Un iPhone alle prese con un biglietto da visita NFC con vCard e i passaggi per rimediare

Sviluppo app NFC da anni. E ogni settimana, senza eccezioni, arriva un’email che dice più o meno così:

“Ciao, ho comprato un biglietto da visita NFC e ci ho scritto sopra la mia vCard. Sul telefono Android di un amico funziona benissimo. Ma quando lo avvicino all’iPhone non succede niente.
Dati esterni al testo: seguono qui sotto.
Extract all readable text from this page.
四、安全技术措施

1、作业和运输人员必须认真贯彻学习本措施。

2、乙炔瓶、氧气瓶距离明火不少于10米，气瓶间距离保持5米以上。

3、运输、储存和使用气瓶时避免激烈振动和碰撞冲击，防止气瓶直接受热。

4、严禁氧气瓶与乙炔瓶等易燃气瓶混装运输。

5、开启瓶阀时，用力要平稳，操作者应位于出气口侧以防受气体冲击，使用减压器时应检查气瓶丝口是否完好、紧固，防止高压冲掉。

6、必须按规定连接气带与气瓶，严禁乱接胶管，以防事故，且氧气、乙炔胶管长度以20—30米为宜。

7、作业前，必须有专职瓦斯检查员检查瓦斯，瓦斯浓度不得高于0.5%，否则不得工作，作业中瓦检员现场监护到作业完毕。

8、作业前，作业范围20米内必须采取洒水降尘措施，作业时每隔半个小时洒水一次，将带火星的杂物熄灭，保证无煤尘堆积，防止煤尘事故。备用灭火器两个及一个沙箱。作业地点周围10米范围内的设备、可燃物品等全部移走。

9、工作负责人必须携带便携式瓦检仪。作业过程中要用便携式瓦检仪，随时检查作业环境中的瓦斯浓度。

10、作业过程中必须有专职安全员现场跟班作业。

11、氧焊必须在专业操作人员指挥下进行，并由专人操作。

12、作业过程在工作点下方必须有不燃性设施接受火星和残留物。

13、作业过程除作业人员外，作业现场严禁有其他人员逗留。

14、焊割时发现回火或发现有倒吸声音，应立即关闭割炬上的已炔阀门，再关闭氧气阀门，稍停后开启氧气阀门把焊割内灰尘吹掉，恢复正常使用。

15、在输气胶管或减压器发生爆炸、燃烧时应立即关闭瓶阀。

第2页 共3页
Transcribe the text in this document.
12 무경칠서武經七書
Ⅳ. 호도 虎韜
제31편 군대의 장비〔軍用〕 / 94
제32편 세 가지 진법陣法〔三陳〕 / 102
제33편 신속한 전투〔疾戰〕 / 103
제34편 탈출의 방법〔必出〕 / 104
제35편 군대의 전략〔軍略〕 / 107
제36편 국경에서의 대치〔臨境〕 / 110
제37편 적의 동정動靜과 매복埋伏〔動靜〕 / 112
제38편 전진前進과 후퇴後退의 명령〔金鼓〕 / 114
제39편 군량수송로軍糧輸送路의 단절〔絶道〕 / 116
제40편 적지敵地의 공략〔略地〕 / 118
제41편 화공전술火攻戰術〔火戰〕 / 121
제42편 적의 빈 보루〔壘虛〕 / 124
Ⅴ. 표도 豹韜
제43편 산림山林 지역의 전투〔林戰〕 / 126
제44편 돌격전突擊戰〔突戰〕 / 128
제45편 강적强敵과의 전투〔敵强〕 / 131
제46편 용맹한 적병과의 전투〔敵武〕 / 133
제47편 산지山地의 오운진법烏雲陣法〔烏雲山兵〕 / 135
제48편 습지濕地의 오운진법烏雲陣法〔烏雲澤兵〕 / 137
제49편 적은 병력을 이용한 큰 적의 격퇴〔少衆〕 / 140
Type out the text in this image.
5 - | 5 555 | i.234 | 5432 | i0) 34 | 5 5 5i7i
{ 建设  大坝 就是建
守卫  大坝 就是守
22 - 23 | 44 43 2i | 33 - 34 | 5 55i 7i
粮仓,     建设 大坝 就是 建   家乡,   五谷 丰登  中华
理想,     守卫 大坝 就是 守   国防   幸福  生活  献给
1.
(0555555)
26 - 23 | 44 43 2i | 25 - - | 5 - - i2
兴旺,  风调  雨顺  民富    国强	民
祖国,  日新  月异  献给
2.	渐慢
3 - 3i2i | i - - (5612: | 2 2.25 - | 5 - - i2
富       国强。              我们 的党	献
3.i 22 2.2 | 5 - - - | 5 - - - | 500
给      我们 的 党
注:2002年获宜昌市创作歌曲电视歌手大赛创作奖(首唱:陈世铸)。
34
Il biglietto è difettoso?”

Il biglietto non è difettoso.

È l’iPhone che non supporta le vCard sui tag NFC. E con ogni probabilità non le supporterà mai.

Ti spiego il motivo, e cosa conviene usare al posto della vCard.


Perché i tag NFC con vCard non funzionano su iPhone

Ecco cosa succede quando avvicini il telefono a un tag NFC che contiene una vCard:

Su Android: si apre l’app Contatti. Vedi i dati della persona. Tocchi salva. Fatto. Una meraviglia.

Su iPhone: niente. Non succede assolutamente nulla. Nessun avviso, nessun messaggio di errore. Solo un iPhone che se ne sta lì a ignorarti in silenzio.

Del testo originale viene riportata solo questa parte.